Wednesday, September 20, 2006

Church Leadership #2

A couple of days ago I began a discussion of church leadership in a missional context, and briefly described three roles of leadership: decision making, example, and relational. My thesis is that the relational aspect of leadership most closely parallels the missional work of the church in the community, but often gets the least intentional focus.

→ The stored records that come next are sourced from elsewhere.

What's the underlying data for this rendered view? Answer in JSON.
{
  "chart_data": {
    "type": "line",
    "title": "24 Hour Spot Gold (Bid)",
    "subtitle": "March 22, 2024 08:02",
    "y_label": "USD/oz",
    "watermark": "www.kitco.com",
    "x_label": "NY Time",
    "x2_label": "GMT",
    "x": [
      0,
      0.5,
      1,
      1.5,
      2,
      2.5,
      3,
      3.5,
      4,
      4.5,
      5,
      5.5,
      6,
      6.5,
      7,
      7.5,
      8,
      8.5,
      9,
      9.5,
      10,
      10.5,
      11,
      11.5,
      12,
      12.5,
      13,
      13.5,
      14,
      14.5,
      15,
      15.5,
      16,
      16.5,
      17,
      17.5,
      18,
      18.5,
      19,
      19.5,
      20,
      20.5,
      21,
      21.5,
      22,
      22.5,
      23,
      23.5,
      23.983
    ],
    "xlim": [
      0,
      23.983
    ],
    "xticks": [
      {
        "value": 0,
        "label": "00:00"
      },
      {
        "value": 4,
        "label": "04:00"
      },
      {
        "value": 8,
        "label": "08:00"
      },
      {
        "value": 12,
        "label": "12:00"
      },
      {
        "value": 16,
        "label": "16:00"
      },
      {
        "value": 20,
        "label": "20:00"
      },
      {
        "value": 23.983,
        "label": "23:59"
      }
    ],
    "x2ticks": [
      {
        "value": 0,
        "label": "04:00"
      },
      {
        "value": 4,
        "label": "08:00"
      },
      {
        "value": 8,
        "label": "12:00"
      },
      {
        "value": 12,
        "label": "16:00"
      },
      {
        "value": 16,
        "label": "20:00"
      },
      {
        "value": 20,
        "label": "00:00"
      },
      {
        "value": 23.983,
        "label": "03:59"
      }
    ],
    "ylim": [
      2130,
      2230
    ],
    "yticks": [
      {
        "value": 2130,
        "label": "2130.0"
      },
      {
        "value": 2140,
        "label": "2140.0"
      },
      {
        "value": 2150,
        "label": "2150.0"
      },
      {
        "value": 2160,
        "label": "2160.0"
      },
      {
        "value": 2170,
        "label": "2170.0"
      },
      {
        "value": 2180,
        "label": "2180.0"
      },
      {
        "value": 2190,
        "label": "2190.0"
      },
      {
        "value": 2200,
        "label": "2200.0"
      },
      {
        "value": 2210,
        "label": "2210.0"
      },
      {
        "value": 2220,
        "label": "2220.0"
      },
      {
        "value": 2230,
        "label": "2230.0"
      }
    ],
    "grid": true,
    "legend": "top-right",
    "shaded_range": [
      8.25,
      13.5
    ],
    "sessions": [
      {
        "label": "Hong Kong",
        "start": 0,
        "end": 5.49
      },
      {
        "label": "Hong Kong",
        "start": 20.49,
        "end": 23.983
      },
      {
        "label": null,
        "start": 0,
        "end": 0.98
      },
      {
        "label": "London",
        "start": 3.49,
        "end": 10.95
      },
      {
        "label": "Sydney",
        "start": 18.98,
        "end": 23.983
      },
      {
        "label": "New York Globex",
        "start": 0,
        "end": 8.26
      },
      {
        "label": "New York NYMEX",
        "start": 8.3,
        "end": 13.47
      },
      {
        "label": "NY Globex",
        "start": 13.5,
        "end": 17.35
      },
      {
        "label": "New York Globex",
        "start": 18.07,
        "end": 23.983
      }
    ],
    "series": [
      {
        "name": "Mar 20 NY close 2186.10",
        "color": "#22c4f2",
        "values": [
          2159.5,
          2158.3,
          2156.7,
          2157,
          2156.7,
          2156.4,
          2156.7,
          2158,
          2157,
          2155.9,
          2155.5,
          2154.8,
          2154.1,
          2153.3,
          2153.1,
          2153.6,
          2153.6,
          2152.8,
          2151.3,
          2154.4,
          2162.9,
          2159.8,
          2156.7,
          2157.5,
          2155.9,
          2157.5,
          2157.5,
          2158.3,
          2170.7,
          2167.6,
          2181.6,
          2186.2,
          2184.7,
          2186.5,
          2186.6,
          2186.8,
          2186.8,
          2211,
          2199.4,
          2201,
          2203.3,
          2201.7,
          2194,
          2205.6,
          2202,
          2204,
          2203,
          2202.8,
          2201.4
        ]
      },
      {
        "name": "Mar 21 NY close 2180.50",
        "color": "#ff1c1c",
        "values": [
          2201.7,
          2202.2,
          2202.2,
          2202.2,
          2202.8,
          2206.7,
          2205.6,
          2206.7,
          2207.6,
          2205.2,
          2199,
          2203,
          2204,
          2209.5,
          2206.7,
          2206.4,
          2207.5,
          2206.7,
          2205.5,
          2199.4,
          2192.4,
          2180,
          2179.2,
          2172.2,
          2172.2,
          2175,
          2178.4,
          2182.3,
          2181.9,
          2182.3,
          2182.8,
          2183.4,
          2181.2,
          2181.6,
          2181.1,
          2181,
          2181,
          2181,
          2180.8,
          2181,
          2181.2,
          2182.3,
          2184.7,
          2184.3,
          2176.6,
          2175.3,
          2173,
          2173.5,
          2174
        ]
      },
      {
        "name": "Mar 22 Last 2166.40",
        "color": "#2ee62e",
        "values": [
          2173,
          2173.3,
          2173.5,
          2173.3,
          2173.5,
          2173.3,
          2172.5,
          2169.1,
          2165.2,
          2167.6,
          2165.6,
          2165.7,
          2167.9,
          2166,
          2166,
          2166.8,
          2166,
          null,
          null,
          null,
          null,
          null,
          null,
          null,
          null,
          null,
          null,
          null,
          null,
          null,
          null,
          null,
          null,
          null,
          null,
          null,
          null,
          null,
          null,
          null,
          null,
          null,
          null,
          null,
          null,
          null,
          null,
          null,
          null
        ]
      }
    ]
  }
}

My perception is that the decision making function gets an inordinate amount of time and attention. I think there may be a couple of factors at work here. One is a cultural expectation. In modern America we expect to have a voice in decisions, and we have an expectation that leadership is representative. There is a tendency to project our concept of democratic government onto church leaders, and leaders often have those same expectations of themselves. We follow established rules of order and methods of conducting business as though we were an elected board of directors. (And when we do focus on the relational aspect of leadership it is often from the perspective of getting to know our constituency so as to better represent them)

A second factor is the inability or unwillingness to let go of control. We can get so focused on details and minutiae that we lose the perspective of what are the more important matters. We get tyrannized by the urgent and are unable to focus on what should be higher priorities. I believe that in Acts 6 the apostles recognized that the same thing was beginning to happen to them and that they appointed deacons to take care of operational details so they could focus on more important matters.

A third factor is frankly that it is easier to deal with the mechanics of budgets, programs, theology, and permission than it is to grapple with spiritual transformation. We do those kinds of things professionally and operate within a comfort zone when we spend our time dealing with them. It takes more energy and personal risk to nurture and develop open and accountable relationships.

These sound like criticisms and I don't really intend them that way. I do, however believe that the process of becoming more missional will require that we rebalance the amount of time and energy we spend on decision making and the amount we spend in prayer, mentoring, and spiritual transformation.